Il Catalogo dei viventi 2007, 6 luglio 2011
STELLA
Gian Antonio Asolo (Treviso) 15 febbraio 1953. Giornalista. Inviato speciale del Corriere
della Sera. È stato corrispondente sportivo per vari giornali. Tra i libri: Schei, un reportage sul Nordest (Mondadori 2000), Chic, viaggio tra gli italiani che hanno fatto i soldi (idem, 2001), Tribù, foto di gruppo con cavaliere (idem, 2001) e da ultimo Avanti popolo. Figure e figuri del nuovo potere italiano (Rizzoli, 2006) • «Un cronista di razza, uno della pattuglia di testa del giornalismo italiano» (Corrado Augias) • «La Vespa. Al G8 di Genova fregò tutti noleggiandone una. Una cosa banale, ma nessuno ci aveva pensato e quando
scoppiò il finimondo fu l’unico cronista in grado di muoversi velocemente per la città. I colleghi gliela chiesero in prestito, e lui: “No, mi spiace”. In televisione si vede di rado, i talk show non gli interessano, le sue
fotografie sono rare eppure civettuole e sempre in posa da lavoro: all’aeroporto, accovacciato con la valigia accanto e il computer portatile acceso.
Scrive di cronaca e di fatti e di persone e di storie e di cose che succedono.

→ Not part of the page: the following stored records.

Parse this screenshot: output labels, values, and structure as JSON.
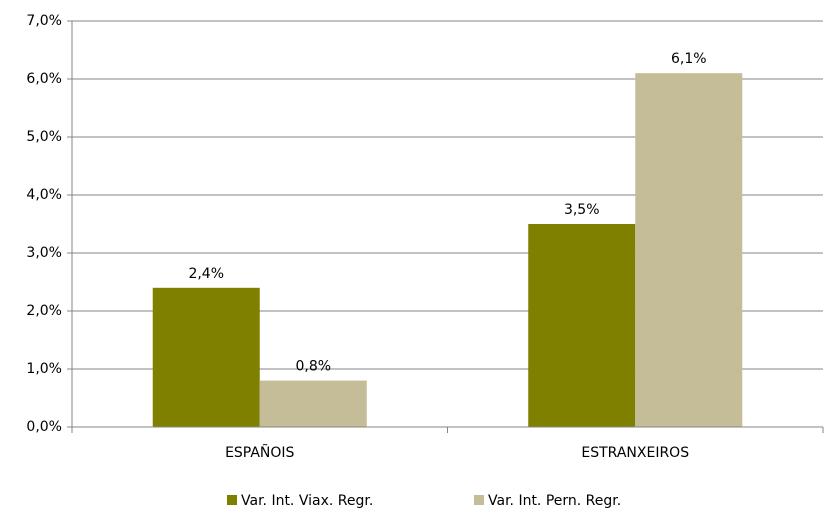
{
  "chart_data": {
    "type": "bar",
    "categories": [
      "ESPAÑOIS",
      "ESTRANXEIROS"
    ],
    "series": [
      {
        "name": "Var. Int. Viax. Regr.",
        "color": "#808000",
        "values": [
          2.4,
          3.5
        ],
        "value_labels": [
          "2,4%",
          "3,5%"
        ]
      },
      {
        "name": "Var. Int. Pern. Regr.",
        "color": "#c4bd97",
        "values": [
          0.8,
          6.1
        ],
        "value_labels": [
          "0,8%",
          "6,1%"
        ]
      }
    ],
    "ylim": [
      0,
      7
    ],
    "yticks": [
      {
        "value": 0,
        "label": "0,0%"
      },
      {
        "value": 1,
        "label": "1,0%"
      },
      {
        "value": 2,
        "label": "2,0%"
      },
      {
        "value": 3,
        "label": "3,0%"
      },
      {
        "value": 4,
        "label": "4,0%"
      },
      {
        "value": 5,
        "label": "5,0%"
      },
      {
        "value": 6,
        "label": "6,0%"
      },
      {
        "value": 7,
        "label": "7,0%"
      }
    ],
    "grid": true,
    "legend": "bottom"
  }
}
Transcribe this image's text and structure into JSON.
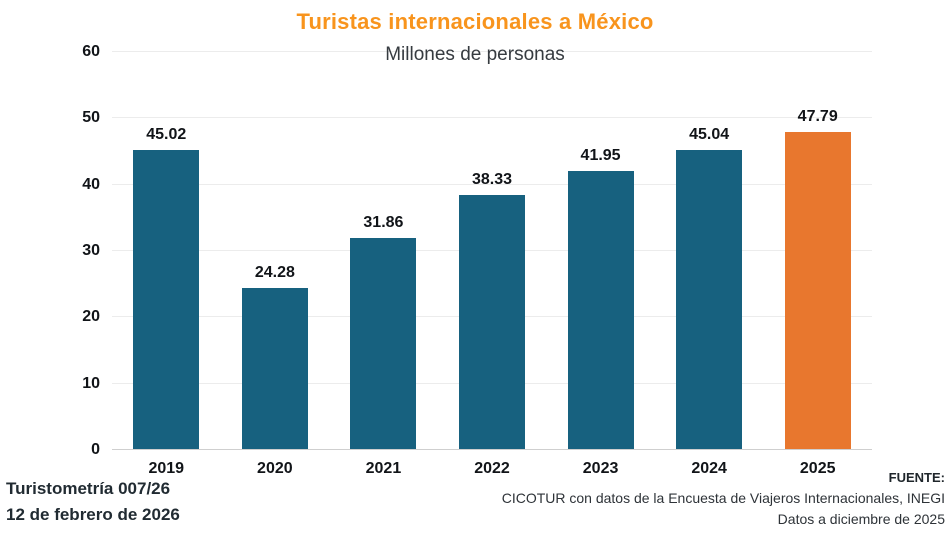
{
  "title": "Turistas internacionales a México",
  "subtitle": "Millones de personas",
  "chart_data": {
    "type": "bar",
    "categories": [
      "2019",
      "2020",
      "2021",
      "2022",
      "2023",
      "2024",
      "2025"
    ],
    "values": [
      45.02,
      24.28,
      31.86,
      38.33,
      41.95,
      45.04,
      47.79
    ],
    "value_labels": [
      "45.02",
      "24.28",
      "31.86",
      "38.33",
      "41.95",
      "45.04",
      "47.79"
    ],
    "title": "Turistas internacionales a México",
    "subtitle": "Millones de personas",
    "xlabel": "",
    "ylabel": "",
    "ylim": [
      0,
      60
    ],
    "yticks": [
      0,
      10,
      20,
      30,
      40,
      50,
      60
    ],
    "grid": true,
    "legend": "none",
    "bar_color": "#17617F",
    "highlight_index": 6,
    "highlight_color": "#E8772E"
  },
  "colors": {
    "title_orange": "#F8941D",
    "bar_teal": "#17617F",
    "bar_orange": "#E8772E",
    "gridline": "#ECECEC",
    "label_text": "#111418"
  },
  "footer": {
    "left_line1": "Turistometría 007/26",
    "left_line2": "12 de febrero de 2026",
    "source_label": "FUENTE:",
    "source_line1": "CICOTUR con datos de la Encuesta de Viajeros Internacionales, INEGI",
    "source_line2": "Datos a diciembre de 2025"
  }
}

Il resto È fuffa: il commento non È il suo pane, e non si fa distrarre dal fumo dell’opinione. Lascia agli altri anche l’arte del retroscena, lui che È il re del racconto della scena. È stato anche il re delle interviste politiche, nessuno era bravo come lui a far
parlare un deputato e un sottosegretario. Sapeva dosare scudisciate ed
eleganza, senza mai venir meno al principio della correttezza. È un bel moralistone e scrive anche libri divertenti che raccontano l’Italia» (Christian Rocca)
• «“Nell’albergo delle mignotte? Ma bravo!”. Del mio primo giorno al Corriere, nel luglio del 75, quando venni provato con
un contratto a termine all’Informazione che del giornale era l’edizione pomeridiana ma anche il pollaio dove tiravan su i “pulcini” come me, ricordo solo la vergogna. Il panico che mi prese, incendiandomi il
viso, alla scoperta che l’amabile pensioncina che venendo dalla provincia avevo scelto per una prima
sistemazione, in via Pontaccio, era uno storico albergo a ore. Mi misero allo
sport ma non conservo nella memoria nulla: ero troppo impegnato a sopravvivere
in quel mondo troppo grande per me e a imparare più in fretta possibile. Ricordo però come fosse ieri la notte in cui ad Asiago, quando il contratto stava scadendo
ed ero alla febbrile ricerca di uno scoop, cercai di ubriacare Nereo Rocco per
strappargli una confidenza. Una catastrofe. Non facevo in tempo a riempirgli il
bicchiere che rideva: “Zovine, son vecio sì ma mona no: bevo mi ma ti bevi anca ti”. Alle quattro di mattina lui era ancora buono per il tressette e io ero ciucco».